This one’s from the “U” drawer of the filing cabinets, under “Utterly Predictable:”
Speaking to a group of students at the University of Louisville on Sunday, Sen. Elizabeth Warren (D-Mass.) said incumbent Senate Minority Leader Mitch McConnell (R-Ky.) is more interested in protecting “billionaires” than students.
“When you’ve got a choice between billionaires and students, Mitch McConnell says it is more important to protect the billionaires,” said Warren, according to The Associated Press. Warren was in town raising support for Kentucky Secretary of State Alison Lundergan Grimes, a Democrat, who is challenging McConnell in the November elections. “And that’s what this race is all about. It’s about a man who stood up and filibustered the student loan bill,” Warren said.
Yes! “Filibusters!” Billionaires! Students! Yes! Take it away, Daniel Bryan!

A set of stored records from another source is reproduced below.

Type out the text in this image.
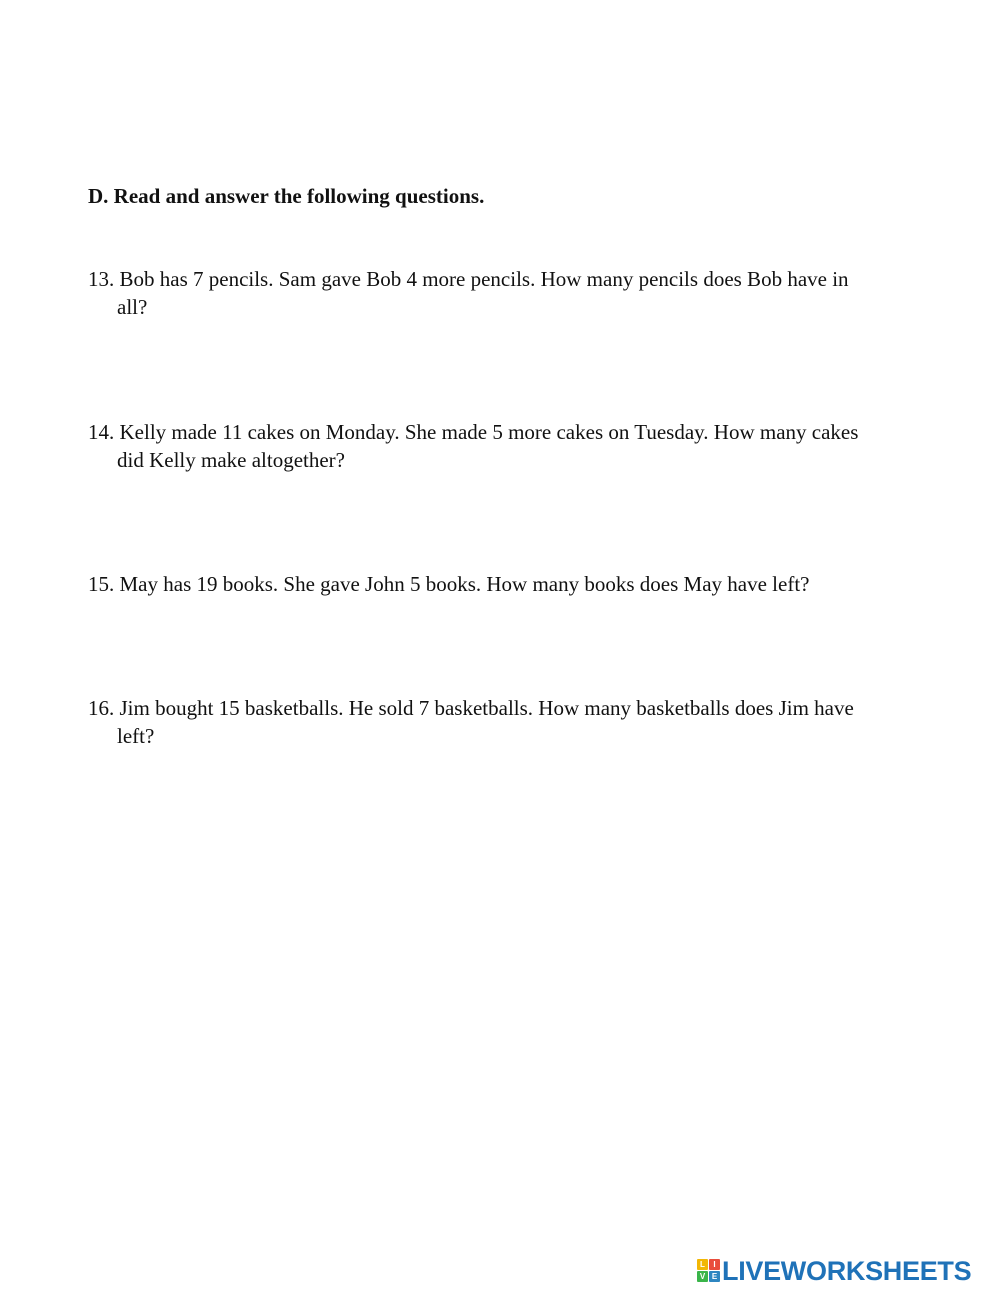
D. Read and answer the following questions.
13. Bob has 7 pencils. Sam gave Bob 4 more pencils. How many pencils does Bob have in
all?
14. Kelly made 11 cakes on Monday. She made 5 more cakes on Tuesday. How many cakes
did Kelly make altogether?
15. May has 19 books. She gave John 5 books. How many books does May have left?
16. Jim bought 15 basketballs. He sold 7 basketballs. How many basketballs does Jim have
left?
L	I
V E LIVEWORKSHEETS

This “billionaires versus students” narrative that Warren spoke of is based in her election-year messaging tool poorly disguised as legislation. The Bank on Students Emergency Loan Refinancing Act would allow certain student loan debtors to refinance at lower interest rates, and to make up for the lost government revenue, would hike taxes on “the wealthy” with the Buffett Rule.
As I wrote in early May, when Warren introduced this thing:
To play this out, the GOP won’t go along with the tax hike, and the student loan refinancing debate will turn into a mudslinging match about how Republicans are holding millions of student loan borrowers hostage to protect their rich friends (like the KOCH BROTHERS!). The issue will go unresolved, Democrats will get a few soundbites for the nightly news stating that Republicans care more about the wealthy than deeply indebted young adults, and we’ll all continue to go about our lives.
A procedural vote to advance the bill failed June 11.
Democrats immediately jumped on Republicans for “protecting” their rich buddies.
Even Jon Stewart wouldn’t buy what Chuck Schumer was selling about it.
Yet here is Elizabeth Warren, dutifully continuing the messaging attack.
An apolitical narcoleptic could see this sort of stuff coming. Forget the partisanship of it — voters should send incumbents who practice this sort of politics home on account of boredom.